Mais attendu que le jugement relève à bon droit que l'article L. 59 du Livre des procédures fiscales n'était pas applicable en l'espèce, l'Administration ayant dû procéder par voie de taxation d'office, et que, dès lors, l'Administration n'avait pas à donner suite à la demande du contribuable de saisir la commission de conciliation, incompétente en l'espèce ; que le moyen n'est pas fondé ;

Sur le troisième moyen :

Attendu que M. X... fait enfin grief au jugement d'avoir rejeté sa demande de dégrèvement quant aux pénalités, alors, selon le moyen, qu'il ressort du jugement attaqué et des pièces de la procédure, spécialement de celles jointes à l'assignation, et qu'il n'a jamais été contesté qu'en application de l'article 1728 du Code général des impôts, une majoration de 40 %, soit 271 392 francs, a été mise en recouvrement en sus des droits d'enregistrement, au motif que M. X... n'avait pas présenté l'acte de cession dans le mois suivant la réception d'une mise en demeure d'avoir à le produire ; qu'il résulte de la jurisprudence de la Cour européenne des droits de l'homme qu'un système de majorations d'impôt ne se heurte pas à l'article 6 de la Convention européenne de sauvegarde des droits de l'homme et des libertés fondamentales pour autant que le contribuable puisse saisir de toute décision ainsi prise à son encontre un tribunal offrant les garanties de ce texte ; que la majoration prévue pour défaut de présentation d'un acte prévue à l'article 1727 du même Code constitue une sanction ayant le caractère d'une punition ; que l'article 1728 n'a pas institué à l'encontre de la décision de l'Administration un recours de pleine juridiction permettant au Tribunal de se prononcer sur le principe et le montant de la sanction ; qu'il ressort du jugement attaqué que M. X... avait, en concluant à titre subsidiaire à ce que les droits et intérêts de retard fussent ramenés à 659 482 francs, contesté la majoration de 271 392 francs et demandé à en être déchargé ; qu'il appartenait en tout état de cause au tribunal de grande instance d'écarter l'application de l'article 1728 du Code général des impôts en tant qu'il institue une majoration de 40 % ; qu'en maintenant cependant l'application de cette disposition et en ne déchargeant pas le contribuable de la majoration de 271 392 francs qui lui avait été assignée, le tribunal de grande instance a violé l'article 6-1 de la Convention européenne de sauvegarde des droits de l'homme, ensemble l'article 1728 du Code général des impôts ;

Mais attendu qu'il résulte des conclusions devant les juges du fond que le moyen n'a pas été soutenu devant le Tribunal ; que, nouveau et mélangé de fait et de droit en ce qu'il invite le juge à apprécier la proportionnalité de la sanction au comportement du contribuable, ce moyen est irrecevable ;

PAR CES MOTIFS :

REJETTE le pourvoi.


Synthèse
Formation : Chambre commerciale
Numéro d'arrêt : 98-12279
Date de la décision : 16/01/2001
Sens de l'arrêt : Rejet
Type d'affaire : Commerciale

Analyses

1° IMPOTS ET TAXES - Redressement et vérifications (règles communes) - Droit de communication - Droit auprès du ministère public - Ministère public - Communication - Forme particulière (non).

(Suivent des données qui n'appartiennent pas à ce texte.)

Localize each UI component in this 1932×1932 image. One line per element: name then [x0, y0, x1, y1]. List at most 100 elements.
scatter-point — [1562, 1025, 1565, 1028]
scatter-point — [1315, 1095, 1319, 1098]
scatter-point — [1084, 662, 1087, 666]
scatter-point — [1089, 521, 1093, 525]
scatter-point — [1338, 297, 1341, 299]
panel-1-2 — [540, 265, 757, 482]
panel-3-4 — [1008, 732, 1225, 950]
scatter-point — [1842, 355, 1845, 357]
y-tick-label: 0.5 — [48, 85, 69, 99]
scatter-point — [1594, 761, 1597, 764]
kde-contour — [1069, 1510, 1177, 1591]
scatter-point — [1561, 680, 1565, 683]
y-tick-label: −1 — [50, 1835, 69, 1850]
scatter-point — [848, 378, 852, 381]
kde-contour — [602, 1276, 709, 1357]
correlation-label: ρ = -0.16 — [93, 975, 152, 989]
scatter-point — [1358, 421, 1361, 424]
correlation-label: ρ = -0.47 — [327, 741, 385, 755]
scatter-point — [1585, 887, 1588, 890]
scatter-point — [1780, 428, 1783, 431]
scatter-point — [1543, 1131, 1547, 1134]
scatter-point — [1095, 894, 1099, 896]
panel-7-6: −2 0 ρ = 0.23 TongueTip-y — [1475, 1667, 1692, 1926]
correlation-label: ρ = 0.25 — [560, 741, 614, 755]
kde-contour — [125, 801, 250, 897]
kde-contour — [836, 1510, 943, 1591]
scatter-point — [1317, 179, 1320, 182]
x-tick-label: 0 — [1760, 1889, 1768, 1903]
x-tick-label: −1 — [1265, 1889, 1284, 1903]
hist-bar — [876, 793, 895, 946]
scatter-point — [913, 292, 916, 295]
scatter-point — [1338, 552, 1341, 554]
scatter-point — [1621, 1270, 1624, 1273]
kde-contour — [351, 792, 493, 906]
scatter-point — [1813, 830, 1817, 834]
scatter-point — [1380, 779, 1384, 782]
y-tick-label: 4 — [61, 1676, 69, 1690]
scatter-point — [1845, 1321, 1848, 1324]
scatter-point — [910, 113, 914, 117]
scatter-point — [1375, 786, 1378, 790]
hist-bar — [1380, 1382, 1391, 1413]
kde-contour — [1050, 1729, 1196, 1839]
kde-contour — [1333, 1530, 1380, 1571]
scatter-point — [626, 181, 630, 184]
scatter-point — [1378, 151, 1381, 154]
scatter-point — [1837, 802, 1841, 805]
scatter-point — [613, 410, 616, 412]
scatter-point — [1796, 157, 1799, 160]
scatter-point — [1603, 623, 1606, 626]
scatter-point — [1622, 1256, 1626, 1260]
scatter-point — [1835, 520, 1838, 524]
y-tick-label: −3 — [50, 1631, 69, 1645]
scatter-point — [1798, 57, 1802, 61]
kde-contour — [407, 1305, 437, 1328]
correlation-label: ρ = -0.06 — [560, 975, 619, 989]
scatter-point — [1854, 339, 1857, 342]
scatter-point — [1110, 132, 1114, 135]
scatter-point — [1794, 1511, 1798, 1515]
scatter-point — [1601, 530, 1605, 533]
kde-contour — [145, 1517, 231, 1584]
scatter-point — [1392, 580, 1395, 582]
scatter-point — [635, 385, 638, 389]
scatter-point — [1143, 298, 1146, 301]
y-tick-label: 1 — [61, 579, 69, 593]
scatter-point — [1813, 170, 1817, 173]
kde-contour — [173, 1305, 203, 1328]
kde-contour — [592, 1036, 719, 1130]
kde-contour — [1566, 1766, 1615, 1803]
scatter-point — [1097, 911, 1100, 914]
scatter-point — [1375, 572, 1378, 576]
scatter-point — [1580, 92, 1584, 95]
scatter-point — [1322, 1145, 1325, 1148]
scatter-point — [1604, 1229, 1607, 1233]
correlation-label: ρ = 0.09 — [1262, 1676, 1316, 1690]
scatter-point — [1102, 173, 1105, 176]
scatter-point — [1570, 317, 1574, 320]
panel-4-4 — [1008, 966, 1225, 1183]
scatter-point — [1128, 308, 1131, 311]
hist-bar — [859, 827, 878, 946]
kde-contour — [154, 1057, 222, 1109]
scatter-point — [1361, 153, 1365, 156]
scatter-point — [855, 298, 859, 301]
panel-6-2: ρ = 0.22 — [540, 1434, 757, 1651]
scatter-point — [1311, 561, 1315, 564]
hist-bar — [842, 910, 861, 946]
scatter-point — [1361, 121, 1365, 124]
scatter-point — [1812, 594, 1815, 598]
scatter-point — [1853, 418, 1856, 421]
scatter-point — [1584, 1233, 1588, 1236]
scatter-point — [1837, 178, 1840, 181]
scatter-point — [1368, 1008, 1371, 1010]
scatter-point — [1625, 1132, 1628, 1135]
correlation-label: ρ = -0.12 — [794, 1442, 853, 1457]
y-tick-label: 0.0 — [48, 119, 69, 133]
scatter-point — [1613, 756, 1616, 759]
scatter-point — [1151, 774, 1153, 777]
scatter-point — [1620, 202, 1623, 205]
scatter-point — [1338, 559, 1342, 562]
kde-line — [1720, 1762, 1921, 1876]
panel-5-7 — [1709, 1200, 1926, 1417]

1° Aux termes de l'article L. 82 C du Livre des procédures fiscales, à l'occasion de toute instance devant les juridictions civiles ou criminelles, le ministère public peut communiquer les dossiers à l'administration des finances ; l'exercice de ce droit n'étant soumis à aucune forme particulière, l'administration fiscale n'est pas tenue de préciser au contribuable dans quelle condition le ministère public lui a communiqué les pièces d'un dossier judiciaire.

2° IMPOTS ET TAXES - Redressement et vérifications (règles communes) - Imposition d'office - Taxation d'office - Mise en oeuvre exclusive du redressement contradictoire.

2° L'administration fiscale ayant procédé par voie de taxation d'office, faute de réponse du contribuable à la mise en demeure de procéder à la formalité de l'enregistrement, les griefs fondés sur les exigences de la procédure contradictoire de redressement des articles L. 55 et suivants du Livre des procédures fiscales sont inopérants.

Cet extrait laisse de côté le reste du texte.